Il n'existe à ce jour pas de cas de contamination inter-humaine de
légionellose reporté.
Après une incubation
de 2 à 10 jours après contamination, la légionellose se
manifeste par des infections pulmonaires aiguës de type pneumopathies.
Les premiers symptômes ressemblent à une grippe (fièvre,
toux sèche) suivis par une augmentation de la fièvre qui peut
atteindre 39.5 °C. Le malade ressent alors des sensations de malaise, ainsi
que des douleurs abdominales (nausées, vomissements, diarrhées),
accompagnées de troubles psychiques (confusion, désorientation,
hallucinations pouvant aller jusqu'au delirium et au coma).
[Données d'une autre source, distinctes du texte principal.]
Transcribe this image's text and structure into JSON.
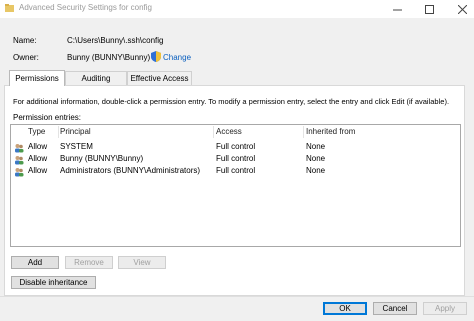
{
  "window": {
    "title": "Advanced Security Settings for config"
  },
  "info": {
    "name_label": "Name:",
    "name_value": "C:\\Users\\Bunny\\.ssh\\config",
    "owner_label": "Owner:",
    "owner_value": "Bunny (BUNNY\\Bunny)",
    "change_link": "Change"
  },
  "tabs": [
    {
      "label": "Permissions",
      "active": true
    },
    {
      "label": "Auditing",
      "active": false
    },
    {
      "label": "Effective Access",
      "active": false
    }
  ],
  "permissions": {
    "info_text": "For additional information, double-click a permission entry. To modify a permission entry, select the entry and click Edit (if available).",
    "entries_label": "Permission entries:",
    "columns": [
      "Type",
      "Principal",
      "Access",
      "Inherited from"
    ],
    "rows": [
      {
        "type": "Allow",
        "principal": "SYSTEM",
        "access": "Full control",
        "inherited": "None"
      },
      {
        "type": "Allow",
        "principal": "Bunny (BUNNY\\Bunny)",
        "access": "Full control",
        "inherited": "None"
      },
      {
        "type": "Allow",
        "principal": "Administrators (BUNNY\\Administrators)",
        "access": "Full control",
        "inherited": "None"
      }
    ],
    "buttons": {
      "add": "Add",
      "remove": "Remove",
      "view": "View",
      "disable_inheritance": "Disable inheritance"
    }
  },
  "footer": {
    "ok": "OK",
    "cancel": "Cancel",
    "apply": "Apply"
  },
  "colors": {
    "link": "#0a5fbf",
    "accent": "#0078d7"
  }
}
La maladie peut
évoluer avec deux types de complications: une insuffisance respiratoire
irréversible et une insuffisance rénale aiguë,
qui sont alors souvent fatales. Les Legionella prolifèrent toutefois
essentiellement chez les individus les plus fragiles tels que les personnes
immunodéprimées ou les personnes fragilisées (opérés,
personnes âgées, nourrissons).
La bactérie, naturellement résistante aux pénicillines
habituellement utilisées dans le traitement des pneumopathies, peut être
efficacement combattue par d'autres antibiotiques, s'ils sont prescrits à
temps, comme l'erythromycine, la rifampicine et la ciprofloxacine.
L'équipe de Carmen
Buchrieser, au Laboratoire de Génomique des Micro-organismes Pathogènes
(dirigé par Frank Kunst et Philippe Glaser et associé au CNRS)
étudie l'épidémiologie génomique des Legionella
en collaboration avec le Centre National de Référence des Legionelles
(Equipe Inserm, dirigée par Jérôme Etienne, Faculté
de Médecine de Lyon) et la Société Anjou Recherche. Deux
souches de Legionella pneumophila responsables d'épidémies
en France ont d'ores et déjà été séquencées.
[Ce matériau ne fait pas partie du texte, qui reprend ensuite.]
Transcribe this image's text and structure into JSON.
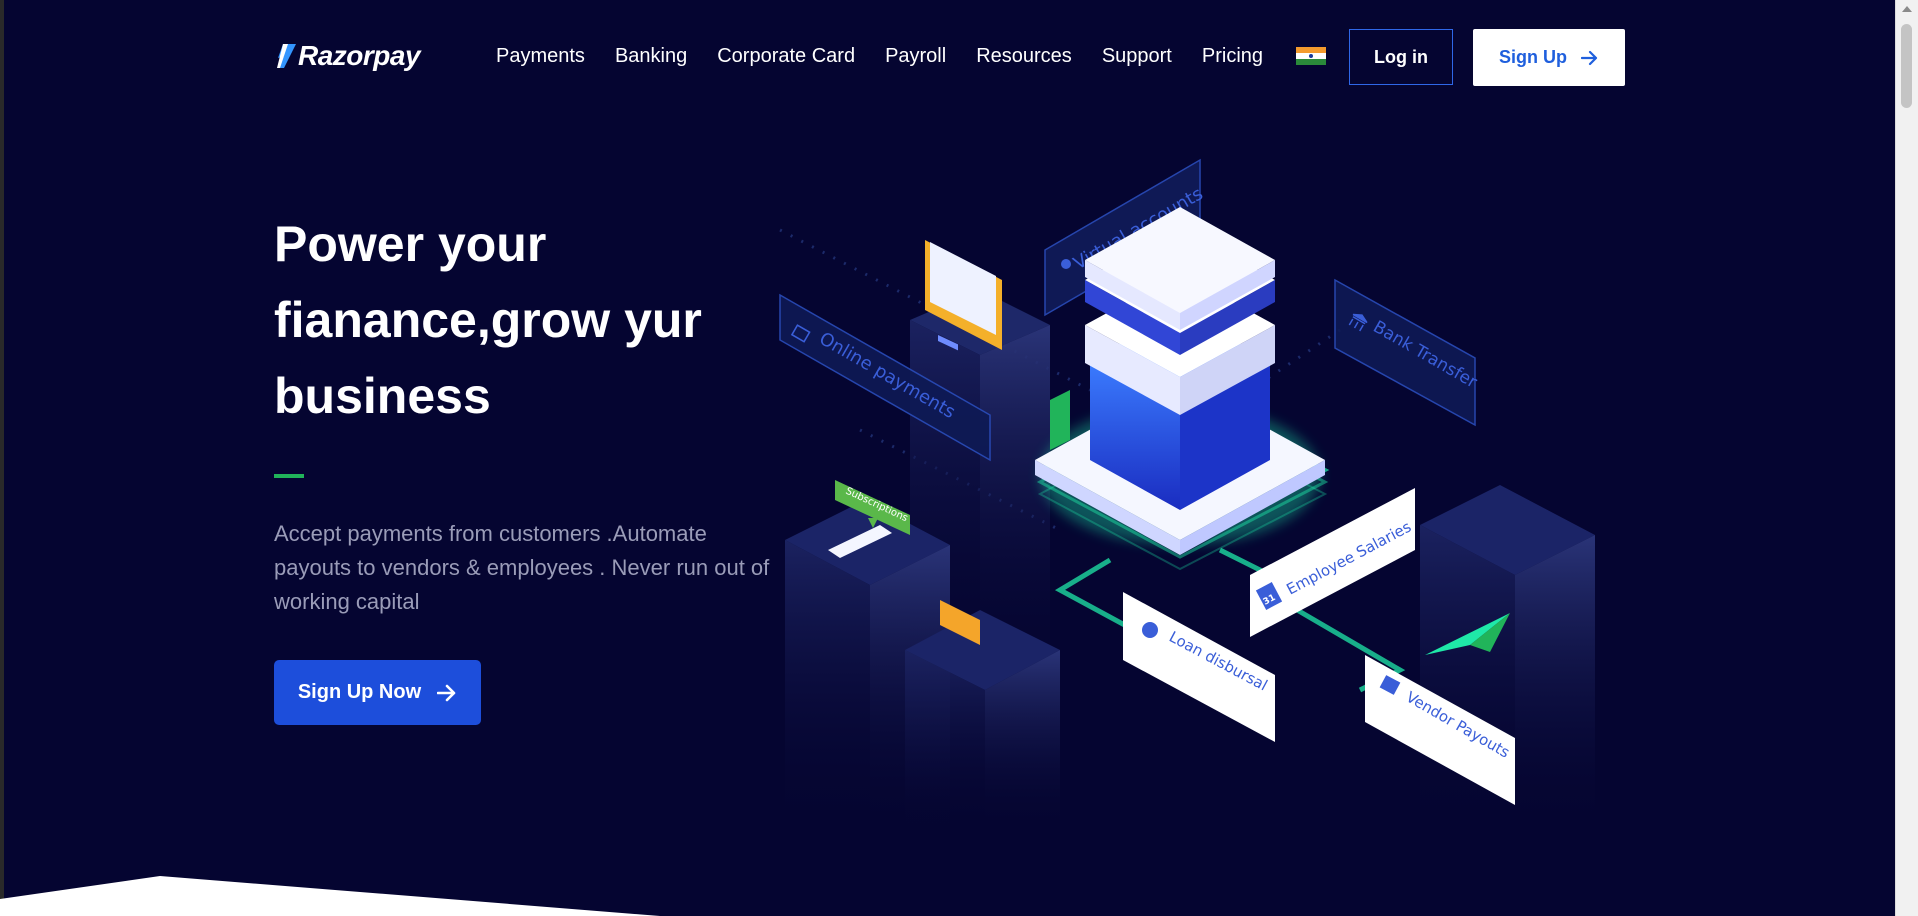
{
  "brand": {
    "name": "Razorpay"
  },
  "nav": {
    "items": [
      {
        "label": "Payments"
      },
      {
        "label": "Banking"
      },
      {
        "label": "Corporate Card"
      },
      {
        "label": "Payroll"
      },
      {
        "label": "Resources"
      },
      {
        "label": "Support"
      },
      {
        "label": "Pricing"
      }
    ],
    "flag_icon": "india-flag-icon",
    "login_label": "Log in",
    "signup_label": "Sign Up"
  },
  "hero": {
    "title": "Power your fianance,grow yur business",
    "description": "Accept payments from customers .Automate payouts to vendors & employees . Never run out of working capital",
    "cta_label": "Sign Up Now"
  },
  "illustration": {
    "labels": {
      "virtual_accounts": "Virtual accounts",
      "online_payments": "Online payments",
      "bank_transfer": "Bank Transfer",
      "subscriptions": "Subscriptions",
      "employee_salaries": "Employee Salaries",
      "loan_disbursal": "Loan disbursal",
      "vendor_payouts": "Vendor Payouts",
      "calendar_day": "31"
    }
  },
  "colors": {
    "background": "#050531",
    "primary_blue": "#1d4edb",
    "accent_green": "#21b45a",
    "glow_green": "#1fe8a8"
  }
}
D'autres souches de légionelles sont en cours de séquençage
partiel ou complet en vue, notamment, de mieux comprendre les bases génétiques
de la virulence. L'objectif à terme est de mettre au point une puce
à ADN qui permettra la caractérisation génomique d'isolats
de Legionella, outil qui aidera par exemple à prédire le
risque associé à une contamination.
Parallèlement, en collaboration avec la Génopole Institut Pasteur
des puces à ADN destinées à la recherche et couvrant l'intégralité
des génomes des souches séquencées (Philadelphia,
Paris et Lens) sont en cours de développement : elles permettront
aux chercheurs d'étudier la fonction des gènes potentiellement
impliqués dans la virulence des Legionella.